Honor O'Connor by continuing the progress

July 03, 2005|By Paula A. Monopoli

IN WHAT WILL be an avalanche of speculation as to who will replace Justice Sandra Day O'Connor on the Supreme Court, it is worth pausing to appreciate her role as a historic figure in the progress of American women.

Justice O'Connor's resignation gives President Bush his first chance to shape a court that has remained the most stable in Supreme Court history. President Ronald Reagan's nomination of Arizona Court of Appeals Judge Sandra Day O'Connor in 1981 as the first woman to sit on the highest court in the land was a milestone for American women. Her resignation Friday gives Mr. Bush an opportunity to continue the progress that Justice O'Connor's appointment signaled but that has yet to be fulfilled.

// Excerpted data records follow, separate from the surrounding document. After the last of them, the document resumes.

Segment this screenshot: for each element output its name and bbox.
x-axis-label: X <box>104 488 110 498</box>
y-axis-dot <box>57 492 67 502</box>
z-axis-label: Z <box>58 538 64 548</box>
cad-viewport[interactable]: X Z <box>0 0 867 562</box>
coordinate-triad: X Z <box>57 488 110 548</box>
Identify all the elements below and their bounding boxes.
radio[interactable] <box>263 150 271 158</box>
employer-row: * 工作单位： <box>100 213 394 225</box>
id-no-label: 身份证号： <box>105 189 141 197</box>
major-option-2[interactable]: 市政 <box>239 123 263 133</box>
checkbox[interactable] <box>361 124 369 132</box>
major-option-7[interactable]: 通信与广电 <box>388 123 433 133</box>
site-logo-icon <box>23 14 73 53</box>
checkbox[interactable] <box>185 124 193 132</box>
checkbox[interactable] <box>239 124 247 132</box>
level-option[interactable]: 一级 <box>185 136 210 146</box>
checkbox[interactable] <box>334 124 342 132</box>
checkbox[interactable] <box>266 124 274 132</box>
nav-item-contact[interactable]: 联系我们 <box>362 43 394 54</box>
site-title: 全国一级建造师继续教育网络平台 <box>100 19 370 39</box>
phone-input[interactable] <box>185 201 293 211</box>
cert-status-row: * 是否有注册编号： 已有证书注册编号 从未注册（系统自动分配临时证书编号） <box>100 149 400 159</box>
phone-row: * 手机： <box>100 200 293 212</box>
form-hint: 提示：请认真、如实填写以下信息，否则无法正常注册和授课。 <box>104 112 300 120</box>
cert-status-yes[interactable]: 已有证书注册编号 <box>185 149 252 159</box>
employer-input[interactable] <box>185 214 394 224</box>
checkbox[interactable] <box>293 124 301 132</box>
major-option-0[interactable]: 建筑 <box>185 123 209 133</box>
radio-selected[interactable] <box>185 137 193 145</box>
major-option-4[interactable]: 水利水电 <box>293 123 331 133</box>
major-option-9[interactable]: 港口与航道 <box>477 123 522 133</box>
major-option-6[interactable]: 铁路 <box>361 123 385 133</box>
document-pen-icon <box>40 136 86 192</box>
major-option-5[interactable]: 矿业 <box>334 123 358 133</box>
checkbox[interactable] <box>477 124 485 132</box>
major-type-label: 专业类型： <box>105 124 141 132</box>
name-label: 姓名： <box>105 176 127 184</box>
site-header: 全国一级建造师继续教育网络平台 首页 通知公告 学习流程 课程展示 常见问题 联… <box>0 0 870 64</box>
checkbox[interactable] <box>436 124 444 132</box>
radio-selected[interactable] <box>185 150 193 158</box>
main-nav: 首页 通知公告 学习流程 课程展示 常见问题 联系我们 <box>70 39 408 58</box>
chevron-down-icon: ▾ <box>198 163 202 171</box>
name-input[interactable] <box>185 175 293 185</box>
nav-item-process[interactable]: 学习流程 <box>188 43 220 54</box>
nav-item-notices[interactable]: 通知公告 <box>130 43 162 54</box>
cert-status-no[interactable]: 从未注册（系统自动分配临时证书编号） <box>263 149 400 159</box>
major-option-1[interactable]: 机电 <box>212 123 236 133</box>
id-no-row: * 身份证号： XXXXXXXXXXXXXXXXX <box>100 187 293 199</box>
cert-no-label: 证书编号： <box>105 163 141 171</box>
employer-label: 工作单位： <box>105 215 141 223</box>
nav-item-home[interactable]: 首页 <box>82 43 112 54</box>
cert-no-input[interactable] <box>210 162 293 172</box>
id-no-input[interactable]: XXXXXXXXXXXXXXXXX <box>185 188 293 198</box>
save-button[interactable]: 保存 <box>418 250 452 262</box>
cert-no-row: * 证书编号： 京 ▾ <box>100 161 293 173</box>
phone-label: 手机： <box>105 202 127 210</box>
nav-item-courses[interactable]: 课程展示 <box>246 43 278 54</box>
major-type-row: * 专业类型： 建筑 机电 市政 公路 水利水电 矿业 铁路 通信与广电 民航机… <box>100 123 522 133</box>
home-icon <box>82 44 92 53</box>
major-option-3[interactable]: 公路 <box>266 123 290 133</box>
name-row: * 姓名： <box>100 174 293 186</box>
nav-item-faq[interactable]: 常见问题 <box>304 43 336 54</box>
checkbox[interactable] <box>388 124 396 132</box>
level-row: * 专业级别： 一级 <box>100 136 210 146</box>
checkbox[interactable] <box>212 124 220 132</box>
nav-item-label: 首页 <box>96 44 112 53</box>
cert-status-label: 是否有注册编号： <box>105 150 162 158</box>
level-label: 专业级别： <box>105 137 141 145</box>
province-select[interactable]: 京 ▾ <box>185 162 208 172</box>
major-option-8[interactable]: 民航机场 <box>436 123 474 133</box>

In the 19th century, the Supreme Court upheld a lower court ruling that denied a woman a license to practice law. In his concurrence in that case, Justice Joseph Bradley asserted that women were not well suited to the practice of law because "the natural and proper timidity and delicacy which belongs to the female sex evidently unfits it for many of the occupations of civil life."

While Justice O'Connor was able to obtain a license to practice law by the time she graduated third in her class from Stanford Law School in 1952, her only offer from a law firm was as a legal secretary.

A number of scholars gathered at the University of Maryland School of Law in the fall to examine Justice O'Connor's jurisprudence. Among other issues, they discussed the influence of her gender and her life experiences on her judicial decision-making.

Growing up on an isolated ranch, raising three sons and taking on a wide range of legal positions were all formative experiences that are reflected in her judicial philosophy. Like many women today, Justice O'Connor's career was not linear but rather varied widely and included time as a civilian attorney for the military, private practitioner, government attorney, state legislator and state appeals court judge.

As with any jurist, it is difficult to separate the part her life experiences and her gender play in her decision-making. But it is clear that she has a strong suspicion of gender-based distinctions in the law itself, which may well be a product of her struggles as a woman in a man's profession.

Justice O'Connor is often described as the most powerful woman in America because of her importance as a swing vote on the Supreme Court. Opinions about her jurisprudence vary widely, but regardless of her jurisprudential legacy, her appointment to the court was a historic landmark.

Justice O'Connor understands and appreciates her role and the role of Justice Ruth Bader Ginsburg as symbols of women's advancement. I have heard her several times in speeches note the tremendous progress that women have made in the legal profession while acknowledging that women still had far to go to achieve full equality.

More than 50 percent of students entering America's law schools today are women. Yet more than 20 years after Justice O'Connor ascended to the Supreme Court, there is still a dearth of women leaders in the legal profession and in the country. Only a handful of women judges, elected and appointed government officials and managing partners of law firms are women.

Americans owe Justice O'Connor a debt of gratitude for the distinction with which she served the country, and women owe her a special debt for her willingness to be a pioneer.

With her departure from the court, Mr. Bush has an opportunity to continue the progress of women by nominating a woman to fill the vacancy left by her resignation.

His choice will speak volumes to women, young and old, around the country about what their role in American society is and what it can be.

Paula A. Monopoli is associate professor of law and director of the Women, Leadership and Equality Program at the University of Maryland School of Law.